Targeted DNA mutagenesis for the cure of chronic viral infections

Abstract

Human immunodeficiency virus type 1 (HIV-1), hepatitis B virus (HBV), and herpes simplex virus (HSV) have been incurable to date because effective antiviral therapies target only replicating viruses and do not eradicate latently integrated or nonreplicating episomal viral genomes. Endonucleases that can target and cleave critical regions within latent viral genomes are currently in development. These enzymes are being engineered with high specificity such that off-target binding of cellular DNA will be absent or minimal. Imprecise nonhomologous-end-joining (NHEJ) DNA repair following repeated cleavage at the same critical site may permanently disrupt translation of essential viral proteins.
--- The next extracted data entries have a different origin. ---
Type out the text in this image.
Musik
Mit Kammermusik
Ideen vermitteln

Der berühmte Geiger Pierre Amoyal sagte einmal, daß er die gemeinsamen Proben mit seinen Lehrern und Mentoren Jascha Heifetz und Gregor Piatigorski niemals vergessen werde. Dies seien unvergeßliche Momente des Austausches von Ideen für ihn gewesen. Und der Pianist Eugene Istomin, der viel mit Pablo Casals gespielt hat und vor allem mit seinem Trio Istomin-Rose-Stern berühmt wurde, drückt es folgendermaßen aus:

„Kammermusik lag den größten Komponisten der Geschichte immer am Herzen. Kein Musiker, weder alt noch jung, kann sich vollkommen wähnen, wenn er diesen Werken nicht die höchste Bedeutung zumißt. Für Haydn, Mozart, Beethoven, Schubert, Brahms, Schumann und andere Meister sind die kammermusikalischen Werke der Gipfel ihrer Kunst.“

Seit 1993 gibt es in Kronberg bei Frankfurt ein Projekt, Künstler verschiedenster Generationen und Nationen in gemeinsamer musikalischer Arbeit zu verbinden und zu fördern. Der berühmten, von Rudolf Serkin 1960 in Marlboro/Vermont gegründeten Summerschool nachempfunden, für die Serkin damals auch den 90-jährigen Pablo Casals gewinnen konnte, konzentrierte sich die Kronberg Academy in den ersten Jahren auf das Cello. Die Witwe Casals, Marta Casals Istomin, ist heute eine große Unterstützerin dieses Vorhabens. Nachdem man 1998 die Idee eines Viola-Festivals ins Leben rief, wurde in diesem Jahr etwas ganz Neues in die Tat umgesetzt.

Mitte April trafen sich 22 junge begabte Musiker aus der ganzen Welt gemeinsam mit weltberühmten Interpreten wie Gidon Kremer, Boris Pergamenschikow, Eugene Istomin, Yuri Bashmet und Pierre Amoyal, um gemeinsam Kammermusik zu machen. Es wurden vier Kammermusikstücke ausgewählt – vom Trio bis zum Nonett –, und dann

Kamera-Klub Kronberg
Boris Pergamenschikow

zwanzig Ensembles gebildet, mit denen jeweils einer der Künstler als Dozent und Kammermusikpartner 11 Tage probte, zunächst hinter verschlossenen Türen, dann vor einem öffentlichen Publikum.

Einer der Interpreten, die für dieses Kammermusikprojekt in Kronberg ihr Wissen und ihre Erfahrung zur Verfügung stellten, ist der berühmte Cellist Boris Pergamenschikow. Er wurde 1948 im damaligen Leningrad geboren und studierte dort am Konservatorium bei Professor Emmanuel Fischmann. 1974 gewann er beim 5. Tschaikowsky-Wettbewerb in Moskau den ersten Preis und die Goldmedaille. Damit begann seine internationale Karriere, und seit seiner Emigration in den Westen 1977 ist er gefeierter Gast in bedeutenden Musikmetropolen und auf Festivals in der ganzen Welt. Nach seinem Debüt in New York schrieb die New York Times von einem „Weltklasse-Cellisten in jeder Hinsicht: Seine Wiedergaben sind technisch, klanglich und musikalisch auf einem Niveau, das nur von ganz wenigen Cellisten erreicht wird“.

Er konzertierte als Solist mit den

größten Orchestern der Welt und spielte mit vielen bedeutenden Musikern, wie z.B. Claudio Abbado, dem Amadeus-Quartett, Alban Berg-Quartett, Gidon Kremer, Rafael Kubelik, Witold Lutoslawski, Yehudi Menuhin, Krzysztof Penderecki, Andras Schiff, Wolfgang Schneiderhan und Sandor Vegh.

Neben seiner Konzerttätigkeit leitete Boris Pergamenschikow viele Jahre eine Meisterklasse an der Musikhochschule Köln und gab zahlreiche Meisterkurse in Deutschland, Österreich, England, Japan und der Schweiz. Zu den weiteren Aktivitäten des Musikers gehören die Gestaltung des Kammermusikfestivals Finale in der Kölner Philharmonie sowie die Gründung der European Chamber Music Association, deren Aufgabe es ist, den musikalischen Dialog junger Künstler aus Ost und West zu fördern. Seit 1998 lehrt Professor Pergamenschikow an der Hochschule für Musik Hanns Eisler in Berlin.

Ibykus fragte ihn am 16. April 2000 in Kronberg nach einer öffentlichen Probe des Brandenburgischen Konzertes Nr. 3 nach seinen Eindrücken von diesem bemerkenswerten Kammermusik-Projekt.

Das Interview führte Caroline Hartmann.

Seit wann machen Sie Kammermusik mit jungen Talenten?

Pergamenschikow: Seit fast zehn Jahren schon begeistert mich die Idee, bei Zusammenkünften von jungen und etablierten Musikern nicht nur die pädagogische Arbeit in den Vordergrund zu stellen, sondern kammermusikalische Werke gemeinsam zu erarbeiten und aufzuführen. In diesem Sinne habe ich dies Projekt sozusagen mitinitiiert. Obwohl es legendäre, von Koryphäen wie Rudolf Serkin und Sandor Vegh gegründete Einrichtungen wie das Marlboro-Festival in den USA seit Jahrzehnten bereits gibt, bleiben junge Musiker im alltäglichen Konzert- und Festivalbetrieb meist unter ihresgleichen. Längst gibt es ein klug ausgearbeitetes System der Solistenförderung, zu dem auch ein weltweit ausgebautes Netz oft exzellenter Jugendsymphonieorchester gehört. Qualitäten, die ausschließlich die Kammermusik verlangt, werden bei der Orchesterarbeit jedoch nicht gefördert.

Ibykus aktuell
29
We discuss the benefits and drawbacks of three types of DNA cleavage enzymes (zinc finger endonucleases, transcription activator-like [TAL] effector nucleases [TALENs], and homing endonucleases [also called meganucleases]), the development of delivery vectors for these enzymes, and potential obstacles for successful treatment of chronic viral infections. We then review issues regarding persistence of HIV-1, HBV, and HSV that are relevant to eradication with genome-altering approaches.

Fig 1

Probability of cDNA base pairs within the human genome according to the base pair length of the cleavage enzyme. The calculation assumes random ordering of nucleotides within the human genome.

Fig 2

Structures of cleavage enzymes.

Fig 3

Targeted gene knockout by DNA-editing enzymes. The target sequence (red) is bound by the enzyme, leading to a DNA double-strand break. HE cleavage leaves 3′ overhangs as depicted here; ZFNs and TALENs leave 5′ overhangs. Such DNA double-strand breaks are typically repaired by precise nonhomologous end joining (NHEJ), which restores the original sequence. However, in the continued presence of DNA-editing enzymes, repeated rounds of cleavage and repair ultimately lead to mutagenic NHEJ pathways. In the example shown here, there is a deletion of 16 bp, resulting in a loss of amino acids and a frameshift mutation in the encoded protein. Small deletions such as this are common, although larger deletions and more-complex insertions/deletions can also be observed.